Once he got into the shower, I crashed on his bed, within ear shot in case anything went totally wrong. I couldn't help but think about him sprawled out on the bed a few minutes before, because his physical appearance is... long. Or tall. We've noticed in photos lately that he's this tall, skinny kid, for being only 6. He's in the 90th percentile for height, already 48". My little boy isn't little anymore.
This was already setting in, particularly after someone mentioned on Facebook that he's one-third of the way to adulthood. In that context... I'm not even sure what to do with that. The first six years flew by. I mean, yeah, I can easily recall the sleep deprivation and such in the first two years, but now it seems like time is going by faster.
It seems like there's a pretty small window here. At school age, kids have opinions and personalities, and you can have conversations with them and good laughs. They also retain the affection and uninhibited love that children give. Simon loves to cuddle up with us when he's watching TV, and he'll climb into our bed (entirely too early) if we're not already up. He still wants to hold hands at theme parks. Those days will be gone soon, and that makes me incredibly sad.

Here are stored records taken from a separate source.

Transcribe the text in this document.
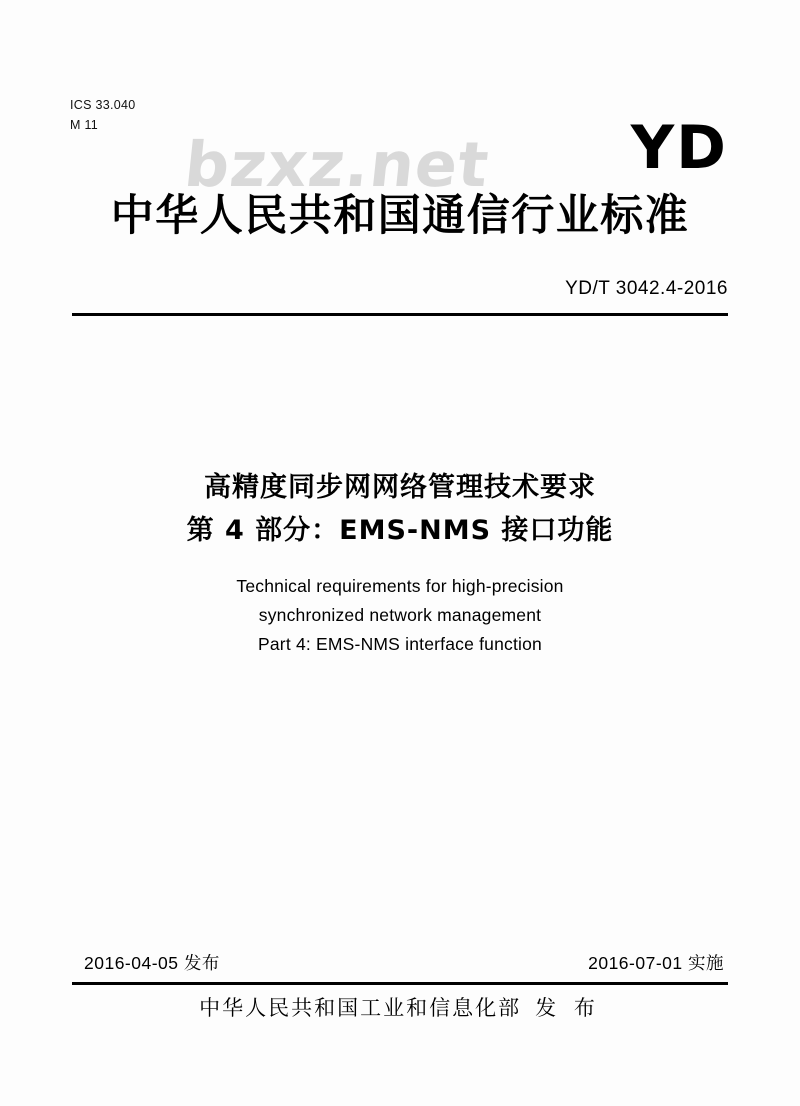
ICS 33.040
M 11
bzxz.net YD
中华人民共和国通信行业标准
YD/T 3042.4-2016
高精度同步网网络管理技术要求
第 4 部分：EMS-NMS 接口功能
Technical requirements for high-precision
synchronized network management
Part 4: EMS-NMS interface function
2016-04-05 发布	2016-07-01 实施
中华人民共和国工业和信息化部 发 布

I think a part of this subtle dread comes from needing a break from time to time. As adults, obviously, we want to do stuff for ourselves, and also spend important time with our spouse. So if the sadness about the kid growing up wasn't bad enough, then you feel kind of bad when you just want to get away from him for a bit knowing that the window of cuddly child-parent relationships is short. Trust me, after he was sick for a week, followed by spring break, these moments have been frequent lately.
The sense of urgency isn't all bad. I think that's why I've been so eager to take a big vacation this year with him. (Diana and I haven't taken a "real," long vacation since our honeymoon.) I'm not sure if he'll remember it necessarily, but I sure as hell will, and I look forward to creating those memories. In the mean time, I wish he would slow down a little.